Le soutien est spécialement élevé chez les personnes qui déclarent vouloir «probablement regarder au moins un match du tournoi» (86% des personnes interrogées en Suisse). Dans le monde entier, près des trois quarts (73%) des personnes interrogées soutiennent la proposition d'Amnesty International et d'autres ONG de verser des indemnités aux travailleurs et travailleuses migrant·e·s.

Le sondage d’opinion, réalisé par YouGov, a également révélé qu'une nette majorité des personnes sondées (67%) est favorable à ce que les fédérations nationales de football s'expriment publiquement sur les violations des droits humains liées à la Coupe du monde 2022 au Qatar. Elles attendent également que celles-ci soutiennent la demande d’indemniser les travailleurs et travailleuses migrant·e·s. En Suisse, 70% des personnes interrogées demandent à l'Association Suisse de Football (ASF) de prendre clairement position. Le président de l'ASF s’est déclaré favorable à la création d'un fonds pour dédommager les travailleurs et travailleuses migrant·e·s, mais la fédération n’a jusqu'à présent pas fait de déclaration officielle pour demander expressément à la FIFA de mettre en place un programme d'indemnisation.

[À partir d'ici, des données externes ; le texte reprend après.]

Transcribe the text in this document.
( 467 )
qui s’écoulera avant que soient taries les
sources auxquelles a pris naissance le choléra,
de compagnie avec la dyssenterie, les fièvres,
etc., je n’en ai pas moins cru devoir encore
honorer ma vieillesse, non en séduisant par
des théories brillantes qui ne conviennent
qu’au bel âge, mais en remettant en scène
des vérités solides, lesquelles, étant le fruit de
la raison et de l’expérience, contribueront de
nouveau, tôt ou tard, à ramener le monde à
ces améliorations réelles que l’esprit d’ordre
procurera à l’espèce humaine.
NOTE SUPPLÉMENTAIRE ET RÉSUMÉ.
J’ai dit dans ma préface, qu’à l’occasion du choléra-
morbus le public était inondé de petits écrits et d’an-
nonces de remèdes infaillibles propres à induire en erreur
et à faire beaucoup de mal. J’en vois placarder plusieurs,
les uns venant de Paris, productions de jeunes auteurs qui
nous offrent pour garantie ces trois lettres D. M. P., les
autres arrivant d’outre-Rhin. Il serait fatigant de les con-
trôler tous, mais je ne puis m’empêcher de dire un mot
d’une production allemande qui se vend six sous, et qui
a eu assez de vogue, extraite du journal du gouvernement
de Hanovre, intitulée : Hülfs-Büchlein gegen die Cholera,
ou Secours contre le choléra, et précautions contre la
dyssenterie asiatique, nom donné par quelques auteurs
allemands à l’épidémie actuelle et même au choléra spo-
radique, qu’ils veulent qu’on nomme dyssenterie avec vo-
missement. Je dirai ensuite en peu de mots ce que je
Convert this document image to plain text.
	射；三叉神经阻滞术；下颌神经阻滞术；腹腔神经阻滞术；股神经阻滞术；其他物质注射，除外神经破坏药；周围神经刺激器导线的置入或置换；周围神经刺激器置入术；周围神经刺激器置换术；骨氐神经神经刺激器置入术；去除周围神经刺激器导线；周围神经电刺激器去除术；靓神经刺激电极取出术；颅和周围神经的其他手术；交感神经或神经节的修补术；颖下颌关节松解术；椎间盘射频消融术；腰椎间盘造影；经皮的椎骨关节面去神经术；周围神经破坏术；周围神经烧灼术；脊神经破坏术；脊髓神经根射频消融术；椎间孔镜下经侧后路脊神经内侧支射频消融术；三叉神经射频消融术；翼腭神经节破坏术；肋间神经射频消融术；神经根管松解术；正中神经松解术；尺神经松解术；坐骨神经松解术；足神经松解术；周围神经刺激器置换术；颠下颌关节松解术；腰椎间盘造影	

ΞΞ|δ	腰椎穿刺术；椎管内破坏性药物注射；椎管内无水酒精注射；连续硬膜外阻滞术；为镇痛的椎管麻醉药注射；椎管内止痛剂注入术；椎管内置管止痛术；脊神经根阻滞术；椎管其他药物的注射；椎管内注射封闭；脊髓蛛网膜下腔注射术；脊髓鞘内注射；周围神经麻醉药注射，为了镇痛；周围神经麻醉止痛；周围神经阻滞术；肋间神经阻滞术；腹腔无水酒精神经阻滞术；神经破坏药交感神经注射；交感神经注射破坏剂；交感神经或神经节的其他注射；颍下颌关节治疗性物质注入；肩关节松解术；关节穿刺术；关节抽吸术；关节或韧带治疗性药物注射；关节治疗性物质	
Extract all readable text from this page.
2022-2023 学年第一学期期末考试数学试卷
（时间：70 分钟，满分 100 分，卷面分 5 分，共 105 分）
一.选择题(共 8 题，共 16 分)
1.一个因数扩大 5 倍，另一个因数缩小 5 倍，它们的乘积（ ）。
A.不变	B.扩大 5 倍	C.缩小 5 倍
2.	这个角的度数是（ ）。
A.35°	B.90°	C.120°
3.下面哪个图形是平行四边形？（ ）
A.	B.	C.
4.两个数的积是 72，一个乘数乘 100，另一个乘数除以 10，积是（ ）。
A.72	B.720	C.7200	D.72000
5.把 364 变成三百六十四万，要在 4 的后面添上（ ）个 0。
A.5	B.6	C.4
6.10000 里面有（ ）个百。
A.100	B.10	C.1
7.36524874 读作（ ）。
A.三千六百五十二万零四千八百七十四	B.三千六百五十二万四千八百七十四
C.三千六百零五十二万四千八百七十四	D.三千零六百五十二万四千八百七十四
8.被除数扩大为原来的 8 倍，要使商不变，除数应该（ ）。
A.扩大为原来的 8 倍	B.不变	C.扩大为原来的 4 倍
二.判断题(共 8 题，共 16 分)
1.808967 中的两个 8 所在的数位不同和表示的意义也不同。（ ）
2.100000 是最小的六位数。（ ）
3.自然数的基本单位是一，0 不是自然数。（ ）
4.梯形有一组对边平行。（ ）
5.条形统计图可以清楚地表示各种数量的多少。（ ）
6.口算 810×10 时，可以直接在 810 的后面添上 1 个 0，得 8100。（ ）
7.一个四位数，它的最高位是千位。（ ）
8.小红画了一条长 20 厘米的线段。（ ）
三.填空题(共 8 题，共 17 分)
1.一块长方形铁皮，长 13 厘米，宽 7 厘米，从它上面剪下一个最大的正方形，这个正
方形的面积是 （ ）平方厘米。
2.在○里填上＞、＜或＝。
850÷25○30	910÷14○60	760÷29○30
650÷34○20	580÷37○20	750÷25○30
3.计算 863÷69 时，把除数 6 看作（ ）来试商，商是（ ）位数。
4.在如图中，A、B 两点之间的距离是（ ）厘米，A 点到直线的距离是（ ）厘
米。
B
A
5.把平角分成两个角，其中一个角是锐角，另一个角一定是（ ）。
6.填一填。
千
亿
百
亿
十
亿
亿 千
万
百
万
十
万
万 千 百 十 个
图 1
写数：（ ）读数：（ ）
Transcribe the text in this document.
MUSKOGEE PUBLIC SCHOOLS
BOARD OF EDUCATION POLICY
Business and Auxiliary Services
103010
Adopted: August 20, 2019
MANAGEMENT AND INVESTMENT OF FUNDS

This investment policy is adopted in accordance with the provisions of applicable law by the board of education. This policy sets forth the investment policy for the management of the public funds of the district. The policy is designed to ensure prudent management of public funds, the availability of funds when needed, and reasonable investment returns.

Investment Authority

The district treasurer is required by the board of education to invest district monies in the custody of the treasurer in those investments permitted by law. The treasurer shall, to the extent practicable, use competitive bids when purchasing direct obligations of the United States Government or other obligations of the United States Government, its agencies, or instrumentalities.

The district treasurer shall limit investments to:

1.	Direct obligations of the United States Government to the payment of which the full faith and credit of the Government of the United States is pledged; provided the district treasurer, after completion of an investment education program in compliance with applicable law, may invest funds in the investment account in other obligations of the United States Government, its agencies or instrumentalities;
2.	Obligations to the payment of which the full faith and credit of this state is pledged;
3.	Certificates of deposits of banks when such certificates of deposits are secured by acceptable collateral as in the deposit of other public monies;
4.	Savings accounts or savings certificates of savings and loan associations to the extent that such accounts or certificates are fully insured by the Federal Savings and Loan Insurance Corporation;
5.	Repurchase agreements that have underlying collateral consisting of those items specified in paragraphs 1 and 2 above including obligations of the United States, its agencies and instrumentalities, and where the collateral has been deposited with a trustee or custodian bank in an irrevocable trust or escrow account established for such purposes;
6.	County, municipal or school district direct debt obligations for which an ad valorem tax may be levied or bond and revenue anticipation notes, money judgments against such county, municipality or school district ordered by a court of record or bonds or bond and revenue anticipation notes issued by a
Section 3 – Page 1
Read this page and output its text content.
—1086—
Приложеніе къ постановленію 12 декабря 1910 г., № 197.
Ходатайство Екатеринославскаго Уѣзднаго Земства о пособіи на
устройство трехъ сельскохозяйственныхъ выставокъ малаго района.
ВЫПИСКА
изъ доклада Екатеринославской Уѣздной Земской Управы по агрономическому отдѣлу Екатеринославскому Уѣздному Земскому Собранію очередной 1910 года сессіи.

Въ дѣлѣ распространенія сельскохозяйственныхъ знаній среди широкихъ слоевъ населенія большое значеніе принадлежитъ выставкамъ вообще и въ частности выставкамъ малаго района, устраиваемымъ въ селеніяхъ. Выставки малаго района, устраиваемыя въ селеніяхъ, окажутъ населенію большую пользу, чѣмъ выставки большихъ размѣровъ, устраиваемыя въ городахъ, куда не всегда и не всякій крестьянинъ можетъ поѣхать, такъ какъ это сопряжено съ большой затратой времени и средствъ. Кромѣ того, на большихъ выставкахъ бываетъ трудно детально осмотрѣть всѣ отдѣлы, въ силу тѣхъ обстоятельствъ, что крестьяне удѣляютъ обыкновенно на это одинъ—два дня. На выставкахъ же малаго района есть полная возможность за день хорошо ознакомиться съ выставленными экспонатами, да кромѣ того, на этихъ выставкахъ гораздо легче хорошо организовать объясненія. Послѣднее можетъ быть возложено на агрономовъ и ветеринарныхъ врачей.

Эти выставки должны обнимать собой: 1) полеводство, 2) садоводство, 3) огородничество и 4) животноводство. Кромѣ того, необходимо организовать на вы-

«Les résultats de ce sondage sont un message clair adressé aux dirigeant·e·s du football. Partout dans le monde, des personnes partagent le souhait de voir la FIFA agir, et apporter des réparations pour les souffrances endurées par les travailleuses et travailleurs migrants au Qatar. Elles veulent également que leurs associations nationales de football prennent position de façon beaucoup plus ferme», a déclaré Lisa Salza, responsable Sport et droits humains à Amnesty Suisse.

«Comme il ne reste plus que 50 jours avant le début du tournoi, le temps presse. La FIFA a encore le temps de faire ce qu’il faut. Les supporteurs et supporteuses ne veulent pas d’une Coupe du monde marquée de manière indélébile par des atteintes aux droits humains. On ne peut pas changer le passé, mais un programme d’indemnisation serait un moyen clair et simple permettant à la FIFA et au Qatar d’apporter au moins quelques mesures de réparation pour les centaines de milliers de travailleurs et travailleuses qui ont rendu possible ce tournoi.» 

«Partout dans le monde, des personnes veulent que leurs associations nationales de football prennent position de façon beaucoup plus ferme.»
Lisa Salza, responsable Sport et droits humains à Amnesty Suisse

Les résultats du sondage viennent appuyer la campagne #PayUpFIFA lancée par une coalition d’organisations de défense des droits humains — dont Amnesty International — d’associations de fans et de syndicats en mai 2022, pour demander à la FIFA de créer un fonds d’indemnisation des travailleurs et travailleuses et d’empêcher que d’autres abus ne soient commis. La coalition demande à la FIFA de créer un fonds d’au moins 440 millions de dollars des États-Unis – l’équivalent des prix en argent qu’elle verse lors de la Coupe du monde. La FIFA va selon les estimations engranger six milliards de dollars des États-Unis de recettes avec ce tournoi. 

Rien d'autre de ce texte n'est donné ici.